強奪犯の山際啓之(やまぎわひろゆき)は、日大本部の運転手として勤務していた当時19歳の少年でした。

 

「ヘイ・ストップ!」

現金を輸送していた日大職員の車は、大学に戻る途中、山際啓之少年に呼び止められました。

輸送車の運転手は、山際少年が同じ大学に務める同僚であったことから、気軽に停車し同乗を許してしまいます。

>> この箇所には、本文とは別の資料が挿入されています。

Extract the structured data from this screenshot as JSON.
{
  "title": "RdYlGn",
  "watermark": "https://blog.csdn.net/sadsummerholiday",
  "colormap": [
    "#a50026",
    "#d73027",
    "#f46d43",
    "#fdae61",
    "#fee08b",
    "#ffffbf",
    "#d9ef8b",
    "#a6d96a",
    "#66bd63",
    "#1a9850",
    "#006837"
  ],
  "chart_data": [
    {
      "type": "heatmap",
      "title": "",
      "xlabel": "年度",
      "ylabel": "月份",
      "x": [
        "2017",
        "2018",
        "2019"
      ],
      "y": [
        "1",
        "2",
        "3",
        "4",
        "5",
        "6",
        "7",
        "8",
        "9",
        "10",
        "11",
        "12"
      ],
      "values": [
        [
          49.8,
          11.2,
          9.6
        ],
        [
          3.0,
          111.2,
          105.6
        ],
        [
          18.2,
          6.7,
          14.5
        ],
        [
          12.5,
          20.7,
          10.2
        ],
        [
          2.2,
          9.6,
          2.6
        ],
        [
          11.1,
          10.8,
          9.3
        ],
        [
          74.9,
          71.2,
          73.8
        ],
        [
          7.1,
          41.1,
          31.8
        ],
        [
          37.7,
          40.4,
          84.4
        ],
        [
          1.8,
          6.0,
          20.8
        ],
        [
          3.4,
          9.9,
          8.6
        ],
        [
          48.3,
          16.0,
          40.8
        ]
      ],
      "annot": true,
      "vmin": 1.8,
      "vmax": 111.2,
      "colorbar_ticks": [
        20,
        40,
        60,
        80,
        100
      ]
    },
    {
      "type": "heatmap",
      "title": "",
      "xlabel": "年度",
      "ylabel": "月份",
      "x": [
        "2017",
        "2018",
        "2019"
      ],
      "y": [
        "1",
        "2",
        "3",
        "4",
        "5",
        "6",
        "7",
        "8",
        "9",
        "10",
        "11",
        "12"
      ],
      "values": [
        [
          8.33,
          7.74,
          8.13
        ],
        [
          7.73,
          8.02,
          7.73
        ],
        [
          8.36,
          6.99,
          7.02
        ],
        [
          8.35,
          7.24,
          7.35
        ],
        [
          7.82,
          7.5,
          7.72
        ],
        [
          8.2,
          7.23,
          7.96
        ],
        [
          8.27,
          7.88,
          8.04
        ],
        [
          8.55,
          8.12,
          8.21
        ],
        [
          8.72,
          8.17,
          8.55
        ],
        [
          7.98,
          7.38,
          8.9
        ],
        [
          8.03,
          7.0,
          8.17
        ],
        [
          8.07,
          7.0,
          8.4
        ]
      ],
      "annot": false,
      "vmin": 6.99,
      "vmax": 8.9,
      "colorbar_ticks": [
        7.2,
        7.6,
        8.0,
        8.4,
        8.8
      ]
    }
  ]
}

しかし、山際少年のへの信頼は、最悪の形で裏切られることになります。

山際少年に、ジャックナイフを突きつけられ、大手町労働省前で停車させられる運転手。

3名の職員のうち、1名は右首筋を切られ重傷。

他の2名も車から放り出され、現金191万円は、車とともに強奪されてしまいます。

その後、丸の内署に通報が入り、強奪犯の捜索が始まります。

大手町の富士銀行前に乗り捨てられた車が発見されますが、山際少年の足取りは途絶えてしまいます。

 

オー・ミステーク事件の顛末

山際少年が、日大の現金を強奪した事件の背景には、同大学文学部教授の娘、Sさん(当時18歳)との交際問題がありました。

教授に娘との交際を反対されていたことから、二人の逃亡資金として、事件を計画したのです。

山際少年は、日大運転手の業務をしていたことから、給料の輸送ルートを把握。

9月22日に犯行に至りました。

犯行後、Sさんと夫婦を装いながら、逃亡生活に入ります。

そして、日系2世のアメリカ人と称して、東京・品川区に部屋を借りることに成功。

Sさんとの同棲を始め、服飾品やダブルベッドなどの購入で、わずか2日間で30万円を使い込みました。

この時、二人の住む下宿の大家が、ボストンバッグの中に大金が入っているのを目撃します。

現金強奪事件の犯人ではと疑った大家が、警察に通報したことで事件に終止符が打たれました。

事件開始から2日後の9月24日のことです。

山際啓之警察に逮捕される際、山際少年は、Sさんに向かって「オー・ミステーク!」と手を広げて連発します。

この言葉はメディアを通して一躍、流行語となりました。

「オー・ミステーク事件」と呼ばれるようになった由来です。

山際少年は、取り調べにおいても英単語を交えて供述するなど、アメリカ人に対する憧憬が並外れて強かったと言われています。

裁判の結果、山際少年には懲役7年以下の不定期刑。

ともに逃亡したSさんには、懲役2年・執行猶予3年の判決が下されました。

 

まとめ

オー・ミステーク事件は、大卒の初任給が4千円ほどの時代の出来事。

未成年の起こした衝撃的なこの事件は、戦後の反社会的な若者による犯罪を意味する、「アプレ・ゲール犯罪」として有名です。